If you study anthropology even just a tiny bit (as I have...very tiny bit) you realize how much of the way we see the world is dictated by our culture and our language. In Anthropology 101 (which I mostly slept through...snoring loudly) you learn one of the first and most basic things anthropologists do is map out the way that cultures describe and name kin relationships. For example if every male who is 10 years older than you in a village is called "uncle" whether they are related by blood directly or not then that both defuses the importance of what we call "uncles" (brothers of you mother or father) and intensifies the familial connection to the rest of the village. Your experience of that person is altered by your culture and your language.

The same thing is true of almost anything. I started this blog post about a month ago and for the life of me I can't remember why I named it "friday" but I've decided that it's because of the effect of language on time. See an important experience that is structured by our language and culture is our experience of time. Apparently Native American cultures have a different way of interacting with time than Europeans.

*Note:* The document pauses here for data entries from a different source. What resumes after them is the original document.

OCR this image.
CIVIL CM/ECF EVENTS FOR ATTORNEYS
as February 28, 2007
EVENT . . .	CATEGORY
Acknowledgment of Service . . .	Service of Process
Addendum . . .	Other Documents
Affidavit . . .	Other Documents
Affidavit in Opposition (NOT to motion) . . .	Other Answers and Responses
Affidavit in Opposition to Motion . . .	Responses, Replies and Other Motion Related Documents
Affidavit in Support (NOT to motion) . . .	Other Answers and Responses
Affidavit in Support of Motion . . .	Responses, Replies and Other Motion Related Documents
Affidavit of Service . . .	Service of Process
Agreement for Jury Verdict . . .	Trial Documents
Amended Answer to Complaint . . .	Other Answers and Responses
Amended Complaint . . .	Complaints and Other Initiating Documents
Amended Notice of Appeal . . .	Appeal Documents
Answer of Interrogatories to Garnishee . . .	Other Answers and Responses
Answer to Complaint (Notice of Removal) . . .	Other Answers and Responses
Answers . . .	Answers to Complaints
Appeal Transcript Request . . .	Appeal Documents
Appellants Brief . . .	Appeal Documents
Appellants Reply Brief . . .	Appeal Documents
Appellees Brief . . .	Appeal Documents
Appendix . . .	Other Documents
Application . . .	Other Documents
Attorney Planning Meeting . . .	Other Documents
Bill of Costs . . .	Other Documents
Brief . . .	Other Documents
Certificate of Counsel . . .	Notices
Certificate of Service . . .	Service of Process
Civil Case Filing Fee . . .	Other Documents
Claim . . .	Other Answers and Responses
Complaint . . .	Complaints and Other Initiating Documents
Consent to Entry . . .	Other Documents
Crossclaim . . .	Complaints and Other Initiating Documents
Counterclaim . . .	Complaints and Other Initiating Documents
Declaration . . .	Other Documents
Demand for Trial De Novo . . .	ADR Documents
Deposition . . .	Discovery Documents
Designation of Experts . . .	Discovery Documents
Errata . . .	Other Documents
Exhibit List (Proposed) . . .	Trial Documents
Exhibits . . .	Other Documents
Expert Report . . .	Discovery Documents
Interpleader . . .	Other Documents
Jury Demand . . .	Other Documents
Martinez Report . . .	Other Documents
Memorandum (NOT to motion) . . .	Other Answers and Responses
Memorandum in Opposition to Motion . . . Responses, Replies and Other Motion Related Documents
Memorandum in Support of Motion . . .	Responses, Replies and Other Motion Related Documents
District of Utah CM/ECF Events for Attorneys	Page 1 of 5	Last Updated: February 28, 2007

Circular time versus linear time. This is probably bullshit but for the sake of argument and fun lets just assume that it's true. If you conceive of time as a circle rather than a line you would view life in a fundamentally way (it would seem).

But since everyone in our culture works like we are moving forward along a timeline let's not mess with that. Too many new age philosophers have expounded the idea that a circular view is more spiritual and natural and healthy for me to find the question interesting.

The really interesting thing is to suggest that we change the length of the week to something more digital. Let's do a 10 day week! Lets work for 6 days and take 4 days off!

How would that change things?

Well first of all we be working 60% of the time rather than 71% so that would be good. Second of all we'd have much longer weekends.

How about we work 70% of the time but split it up with a day in the middle. So its

workday
workday
workday
off day
workday
workday
workday
workday
offday
offday

Discuss.

Oh and why are the days of the week named for Norse gods? How random is that?